4 Make sure you are insured if you do any diving around Malapascua. If you have a normal travel insurance, you are most likely covered through that. If not, I’d recommend getting insured through DAN (Divers Alert Network, www.dan.org) a worldwide non-profit organisation working to improve hyperbaric medicine and diver’s safety. You should know that if you have a serious case of decompression illness the medical bill can be astronomic as air lifting, meds and recompression is grossly expensive. Not being insured may bankrupt you for life or worse yet, they may refuse to treat you!

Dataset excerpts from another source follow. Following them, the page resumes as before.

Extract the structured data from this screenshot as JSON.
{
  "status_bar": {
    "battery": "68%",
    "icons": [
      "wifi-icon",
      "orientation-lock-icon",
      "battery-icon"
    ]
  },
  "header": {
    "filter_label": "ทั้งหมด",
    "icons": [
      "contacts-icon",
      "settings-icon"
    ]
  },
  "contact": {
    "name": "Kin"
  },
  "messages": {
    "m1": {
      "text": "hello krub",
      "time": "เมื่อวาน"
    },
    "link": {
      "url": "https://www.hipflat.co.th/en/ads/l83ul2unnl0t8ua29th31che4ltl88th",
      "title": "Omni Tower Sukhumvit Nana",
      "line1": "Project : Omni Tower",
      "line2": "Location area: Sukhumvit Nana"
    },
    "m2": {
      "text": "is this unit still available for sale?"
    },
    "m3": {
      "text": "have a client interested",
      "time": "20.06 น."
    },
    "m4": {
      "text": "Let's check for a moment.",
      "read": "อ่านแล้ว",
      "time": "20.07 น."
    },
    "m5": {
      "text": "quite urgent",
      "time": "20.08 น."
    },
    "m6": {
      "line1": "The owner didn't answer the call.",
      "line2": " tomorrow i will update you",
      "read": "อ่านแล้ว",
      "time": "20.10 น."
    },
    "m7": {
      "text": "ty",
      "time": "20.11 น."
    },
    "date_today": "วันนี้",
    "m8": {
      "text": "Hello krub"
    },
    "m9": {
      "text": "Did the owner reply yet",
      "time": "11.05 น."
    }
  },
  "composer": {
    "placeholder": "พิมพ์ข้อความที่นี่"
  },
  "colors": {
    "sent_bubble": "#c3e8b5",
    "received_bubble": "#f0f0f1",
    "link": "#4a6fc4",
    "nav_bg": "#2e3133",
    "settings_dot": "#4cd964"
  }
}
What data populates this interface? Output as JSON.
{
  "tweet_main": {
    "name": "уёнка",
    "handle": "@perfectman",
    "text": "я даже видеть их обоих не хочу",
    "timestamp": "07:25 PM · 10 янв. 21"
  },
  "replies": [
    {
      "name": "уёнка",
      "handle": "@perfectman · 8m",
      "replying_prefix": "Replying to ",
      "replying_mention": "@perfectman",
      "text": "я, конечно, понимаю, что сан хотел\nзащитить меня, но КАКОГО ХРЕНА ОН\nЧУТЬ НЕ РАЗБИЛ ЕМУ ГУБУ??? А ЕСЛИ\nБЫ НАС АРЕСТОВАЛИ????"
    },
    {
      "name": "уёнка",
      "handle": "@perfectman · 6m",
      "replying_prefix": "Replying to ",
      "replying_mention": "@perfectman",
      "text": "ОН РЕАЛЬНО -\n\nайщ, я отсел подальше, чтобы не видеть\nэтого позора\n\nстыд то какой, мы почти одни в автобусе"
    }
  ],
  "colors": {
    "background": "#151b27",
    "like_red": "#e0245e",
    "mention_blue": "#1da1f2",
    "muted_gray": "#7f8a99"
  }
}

5 Please try to Minimise your environmental impact. Garbage collection and disposal is a big problem on Malapascua, and most plastic litter unfortunately end up getting burnt. Please refill your water bottles instead of buying new ones all the time. It’s infinitely better for the island and the environment as well as cheaper for you. You can refill your bottles at Oscar’s, Blue Water, Sea Explorers and other places. If you are interested, you can check up on the environmental efforts on Malapascua, by visiting www.gotomalapascua.com
6 Tipping is not expected but very much appreciated. Consider leaving a tip, if you are happy with the service. Dive guides, waitresses, bartenders and other people you come into contact with are usually paid an outrageously low salary – most don’t even meet the minimum salary of the Philippines. Bear in mind than an average daily salary is around 200 php, when you leave a tip – don’t be extravagant – tipping a waitress twenty pesos a considered a fair tip.
7 There are no real beggars on Malapascua, as the locals are very supportive of each other and have strong sense of community. However, ever so often you hear cheeky kids utter the ubiquitous phrase “give me money!” more as a greeting than anything else. If tourists start actually giving these kids money, they will grow up as beggars. KIndly ignore their requests.
8 The economic future of Malapascua and the region lies in its resplendent and amazing marine environment. It is therefore doubly tragic that locals have discovered the sad affinity for trinkets made of shells and corals, that some tourists display. The collection of shells and corals is having a very serious detrimental effect on the marine environment, and it may very well be illegal for to import these items into your own country. Politely refuse to buy and encourage vendors to instead sell bracelets, souvenirs made of wood, t-shirts or to braid hair, give massages or anything else. Selling off their future piecemeal is tragically shortsighted.
9 Recreational drugs have not really had an impact yet on Malapascua, and the locals are pleased to keep it that way. There is no “drug scene” whatsoever – people seeking this are much better off going to Koh Phangan or Goa. However, as always when there’s a perceived need, someone will eventually offer something if you persist. Just remember that you have no idea what you’re getting and chances are good that it’ll be growth hormones for pigs rather than what was expected…
10 Finally you should know that violent crime against tourists is unheard of on Malapascua, and simple theft is very rare. On small islands everyone knows everyone – and as such the social stigma of any wrongdoings would be almost unbearable. That said, there’s no reason not to exercise caution – don’t leave your valuables on the terrasse at night, lock your door when you leave the room and If you have a large sum of money (as you should have if you read advice #1) you should store it in a safety box.